By contrast, also in 2004, the French government outlawed the hijab, the Muslim headscarf, from public educational institutions, disregarding ferocious opposition both within France and among Islamists worldwide. In Tehran, protesters shouted "Death to France!" and "Death to Chirac the Zionist!" The Palestinian Authority mufti, Ikrima Sa'id Sabri, declared, "French laws banning the hijab constitute a war against Islam as a religion." The Saudi grand mufti, Abdul Aziz al-Sheikh, called them a human rights infringement. When the "Islamic Army in Iraq" kidnapped two French journalists, it threatened their execution unless the hijab ban was revoked. Paris stood firm.
What lies behind these contrary responses? The British have seemingly lost interest in their heritage while the French hold on to theirs: As the British ban fox hunting, the French ban hijabs. The former embrace multiculturalism, the latter retain a pride in their historic culture. This contrast in matters of identity makes Britain the Western country most vulnerable to the ravages of radical Islam whereas France, for all its political failings, has held onto a sense of self that may yet see it through.

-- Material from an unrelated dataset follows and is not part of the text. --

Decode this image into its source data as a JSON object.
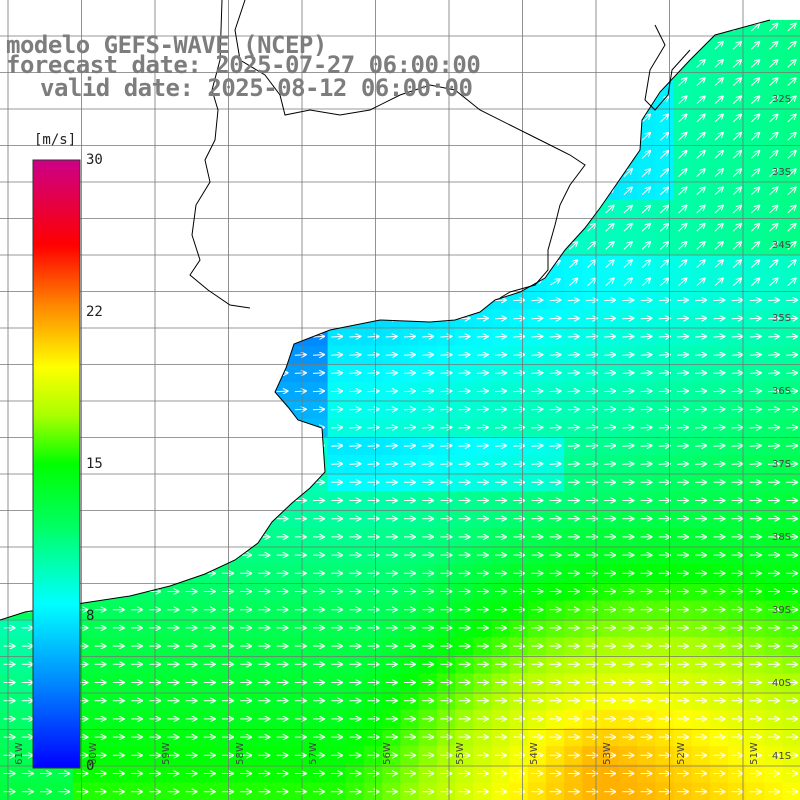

Mar. 1, 2013 update: A book has appeared making my argument writ large. Countering Terrorism in Britain and France: Institutions, Norms and the Shadow of the Past (Cambridge University Press) by Frank Foley of the Centre for Political and Constitutional Studies in Madrid argues that
Though Britain and France have faced a similar threat from Islamist terrorism in the years following September 11, 2001, they have often responded in different ways to the challenges it posed. This ground-breaking work offers the first in-depth comparative analysis of counter-terrorist policies and operations in these two leading liberal democracies. Challenging the widely held view that the nature of a state's counter-terrorist policies depends on the threat it is facing, Foley suggests that such an argument fails to explain why France has mounted more invasive police and intelligence operations against Islamist terrorism than Britain and created a more draconian anti-terrorist legal regime. Drawing on institutional and constructivist theories, he develops a novel theoretical framework that puts counterterrorism in its organisational, institutional and broader societal context.